From the above results, I was able to understand that the compression rate and time change depending on the type of data. One question remains. This time, I created an archive file with tar and then compressed it, so Isn't the compression ratio dependent on tar at the time of archiving? That is.
If so, compression in XZ does not change with the type of data, but only with the compression ratio of tar. There is also the possibility that. I think we still need to verify this, If anyone is familiar with it, please let me know.
I ran the compression in 8 threads and the CPU usage during compression was 600-800%. Since all cores were close to 100% Considering business use, it is essential to limit the number of threads to be allocated.
Also, when using with a VPS server, if you continue to operate for a long time with a high CPU usage rate, you may be subject to CPU usage restrictions.
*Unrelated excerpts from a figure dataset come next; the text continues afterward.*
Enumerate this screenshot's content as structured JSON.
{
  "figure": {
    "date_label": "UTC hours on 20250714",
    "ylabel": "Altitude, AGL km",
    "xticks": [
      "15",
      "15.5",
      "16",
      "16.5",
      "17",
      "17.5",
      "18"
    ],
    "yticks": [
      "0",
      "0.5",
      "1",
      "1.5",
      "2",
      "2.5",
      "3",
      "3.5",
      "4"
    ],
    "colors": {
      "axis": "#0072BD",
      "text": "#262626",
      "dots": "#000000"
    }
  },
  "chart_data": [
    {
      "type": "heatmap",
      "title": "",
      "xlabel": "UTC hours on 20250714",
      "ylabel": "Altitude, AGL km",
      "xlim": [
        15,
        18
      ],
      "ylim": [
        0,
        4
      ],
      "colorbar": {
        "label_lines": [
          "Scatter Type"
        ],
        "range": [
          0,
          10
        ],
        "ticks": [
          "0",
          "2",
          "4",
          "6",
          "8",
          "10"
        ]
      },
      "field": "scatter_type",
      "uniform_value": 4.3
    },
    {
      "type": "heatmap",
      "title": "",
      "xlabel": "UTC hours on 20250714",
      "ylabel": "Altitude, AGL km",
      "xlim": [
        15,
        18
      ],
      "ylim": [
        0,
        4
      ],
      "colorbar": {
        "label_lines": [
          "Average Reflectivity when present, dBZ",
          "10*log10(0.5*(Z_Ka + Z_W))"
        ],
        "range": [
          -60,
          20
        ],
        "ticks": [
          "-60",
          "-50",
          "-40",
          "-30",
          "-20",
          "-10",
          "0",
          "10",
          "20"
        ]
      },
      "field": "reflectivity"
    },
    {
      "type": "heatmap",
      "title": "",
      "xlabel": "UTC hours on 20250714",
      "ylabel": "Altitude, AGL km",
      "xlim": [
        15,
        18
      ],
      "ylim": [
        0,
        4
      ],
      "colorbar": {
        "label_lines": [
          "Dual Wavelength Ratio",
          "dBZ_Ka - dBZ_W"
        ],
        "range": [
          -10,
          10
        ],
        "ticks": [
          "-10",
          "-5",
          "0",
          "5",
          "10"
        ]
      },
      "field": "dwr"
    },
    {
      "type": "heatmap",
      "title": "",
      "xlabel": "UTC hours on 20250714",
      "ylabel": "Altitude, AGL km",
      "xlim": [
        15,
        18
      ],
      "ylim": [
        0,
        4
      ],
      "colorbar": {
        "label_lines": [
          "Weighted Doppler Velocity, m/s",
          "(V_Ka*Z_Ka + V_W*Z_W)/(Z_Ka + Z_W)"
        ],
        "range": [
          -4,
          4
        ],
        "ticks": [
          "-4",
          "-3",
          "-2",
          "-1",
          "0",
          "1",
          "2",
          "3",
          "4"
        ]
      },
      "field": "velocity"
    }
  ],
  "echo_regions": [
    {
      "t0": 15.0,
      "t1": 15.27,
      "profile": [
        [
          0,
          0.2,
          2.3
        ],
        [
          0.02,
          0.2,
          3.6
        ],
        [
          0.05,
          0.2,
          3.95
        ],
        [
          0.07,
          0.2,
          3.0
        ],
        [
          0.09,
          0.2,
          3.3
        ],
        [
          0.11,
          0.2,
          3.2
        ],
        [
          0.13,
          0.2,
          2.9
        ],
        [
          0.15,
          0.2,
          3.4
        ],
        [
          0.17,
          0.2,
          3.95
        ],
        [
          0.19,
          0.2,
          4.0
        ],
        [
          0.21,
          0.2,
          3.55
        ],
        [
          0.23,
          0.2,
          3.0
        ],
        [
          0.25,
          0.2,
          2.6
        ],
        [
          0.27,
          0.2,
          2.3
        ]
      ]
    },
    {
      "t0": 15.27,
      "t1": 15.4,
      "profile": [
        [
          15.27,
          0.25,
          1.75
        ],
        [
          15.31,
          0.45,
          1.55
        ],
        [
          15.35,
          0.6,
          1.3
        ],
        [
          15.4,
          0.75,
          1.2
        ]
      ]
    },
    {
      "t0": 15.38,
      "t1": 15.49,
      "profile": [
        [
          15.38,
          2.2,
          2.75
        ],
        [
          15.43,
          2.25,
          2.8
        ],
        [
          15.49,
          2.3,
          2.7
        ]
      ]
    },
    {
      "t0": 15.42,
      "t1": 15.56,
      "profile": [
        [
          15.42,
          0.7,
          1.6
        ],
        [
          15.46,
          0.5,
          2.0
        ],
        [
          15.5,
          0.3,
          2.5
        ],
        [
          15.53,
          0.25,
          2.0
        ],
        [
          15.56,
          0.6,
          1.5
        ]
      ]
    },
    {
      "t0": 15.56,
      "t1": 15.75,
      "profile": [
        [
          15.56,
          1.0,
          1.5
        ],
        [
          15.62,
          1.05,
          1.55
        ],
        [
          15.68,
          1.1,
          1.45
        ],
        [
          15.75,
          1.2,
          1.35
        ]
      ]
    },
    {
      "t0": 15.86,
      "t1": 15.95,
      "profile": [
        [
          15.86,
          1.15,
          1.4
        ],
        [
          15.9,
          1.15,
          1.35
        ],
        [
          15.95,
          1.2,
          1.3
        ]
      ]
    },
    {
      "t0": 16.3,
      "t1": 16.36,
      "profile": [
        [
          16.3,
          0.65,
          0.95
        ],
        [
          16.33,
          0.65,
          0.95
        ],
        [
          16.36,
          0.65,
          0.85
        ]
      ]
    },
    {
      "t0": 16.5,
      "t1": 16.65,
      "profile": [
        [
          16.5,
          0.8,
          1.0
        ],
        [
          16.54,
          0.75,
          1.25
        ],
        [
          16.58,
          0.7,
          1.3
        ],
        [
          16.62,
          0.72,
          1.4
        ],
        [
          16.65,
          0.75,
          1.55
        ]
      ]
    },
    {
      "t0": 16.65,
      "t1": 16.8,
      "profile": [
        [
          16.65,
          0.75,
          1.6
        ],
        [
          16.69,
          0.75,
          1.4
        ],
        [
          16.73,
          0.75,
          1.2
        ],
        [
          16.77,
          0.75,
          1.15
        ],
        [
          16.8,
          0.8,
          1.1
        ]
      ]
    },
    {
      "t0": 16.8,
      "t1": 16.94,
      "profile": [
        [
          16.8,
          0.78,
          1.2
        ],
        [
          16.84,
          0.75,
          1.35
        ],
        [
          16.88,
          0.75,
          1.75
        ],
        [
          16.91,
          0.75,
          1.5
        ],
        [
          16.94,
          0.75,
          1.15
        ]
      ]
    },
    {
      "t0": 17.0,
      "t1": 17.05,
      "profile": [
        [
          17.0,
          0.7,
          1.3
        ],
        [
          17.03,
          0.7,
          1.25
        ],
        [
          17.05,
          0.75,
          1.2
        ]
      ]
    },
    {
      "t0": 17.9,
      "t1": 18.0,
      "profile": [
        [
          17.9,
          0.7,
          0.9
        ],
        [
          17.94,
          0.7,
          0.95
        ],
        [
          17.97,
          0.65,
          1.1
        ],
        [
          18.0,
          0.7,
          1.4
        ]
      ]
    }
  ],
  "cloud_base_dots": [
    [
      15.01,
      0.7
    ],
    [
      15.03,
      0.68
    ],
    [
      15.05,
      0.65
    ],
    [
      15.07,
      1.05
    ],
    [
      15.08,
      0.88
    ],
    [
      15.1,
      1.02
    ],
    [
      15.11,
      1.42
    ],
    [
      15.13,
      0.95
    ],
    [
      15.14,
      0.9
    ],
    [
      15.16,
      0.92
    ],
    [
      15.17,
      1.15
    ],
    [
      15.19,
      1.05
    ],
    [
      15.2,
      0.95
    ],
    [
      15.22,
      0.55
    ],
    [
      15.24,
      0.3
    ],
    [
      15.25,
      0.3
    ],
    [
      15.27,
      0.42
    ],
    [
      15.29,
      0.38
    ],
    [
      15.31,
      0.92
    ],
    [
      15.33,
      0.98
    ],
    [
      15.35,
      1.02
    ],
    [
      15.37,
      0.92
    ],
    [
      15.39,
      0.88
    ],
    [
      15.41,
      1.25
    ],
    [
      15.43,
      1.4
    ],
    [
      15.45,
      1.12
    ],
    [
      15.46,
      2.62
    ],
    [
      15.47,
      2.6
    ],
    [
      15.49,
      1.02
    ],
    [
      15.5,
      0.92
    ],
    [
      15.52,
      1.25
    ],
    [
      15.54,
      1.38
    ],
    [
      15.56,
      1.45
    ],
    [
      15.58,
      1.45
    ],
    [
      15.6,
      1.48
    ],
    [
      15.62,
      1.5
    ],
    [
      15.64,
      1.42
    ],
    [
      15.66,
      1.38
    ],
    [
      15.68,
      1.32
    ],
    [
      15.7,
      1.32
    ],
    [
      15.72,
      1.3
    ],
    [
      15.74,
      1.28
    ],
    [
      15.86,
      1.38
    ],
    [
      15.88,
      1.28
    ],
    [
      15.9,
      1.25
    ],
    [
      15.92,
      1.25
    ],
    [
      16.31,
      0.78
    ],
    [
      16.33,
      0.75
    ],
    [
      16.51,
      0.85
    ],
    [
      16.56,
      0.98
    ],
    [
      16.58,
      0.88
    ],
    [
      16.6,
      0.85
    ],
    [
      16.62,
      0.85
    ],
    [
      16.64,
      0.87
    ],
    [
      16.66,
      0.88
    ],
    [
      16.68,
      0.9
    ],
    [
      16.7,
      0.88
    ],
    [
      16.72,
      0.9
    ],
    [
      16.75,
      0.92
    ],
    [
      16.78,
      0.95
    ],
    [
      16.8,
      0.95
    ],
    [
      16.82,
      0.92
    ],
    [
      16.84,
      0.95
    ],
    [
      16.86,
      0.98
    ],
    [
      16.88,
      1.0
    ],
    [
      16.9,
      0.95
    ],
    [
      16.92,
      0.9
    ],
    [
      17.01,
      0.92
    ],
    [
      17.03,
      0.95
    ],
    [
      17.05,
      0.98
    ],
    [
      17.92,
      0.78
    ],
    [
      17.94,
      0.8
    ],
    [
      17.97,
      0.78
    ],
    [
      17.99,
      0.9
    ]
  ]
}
In EC2, there is a possibility that the CPU credits will be used up early in the T instance, so I think it is better to consider a compression method that does not put a load on the CPU.
The design data was 66%, the log data was 95%, and the source code was 82%, which were very satisfactory results in terms of compression ratio. In particular, design data often cannot save capacity even if it is compressed, so it seems that it can be used.
The compression ratio is good, but it takes too long ... It's an impression that it's this time, using 8 threads. It may be a little difficult in an environment where available resources are limited, but it seems that there are various uses for personal use.
The defrosting time is reasonably fast for its capacity, so it seems to be able to handle moderate urgency.
It was a less rigorous verification, but I hope it will be helpful for those who want to know a guideline.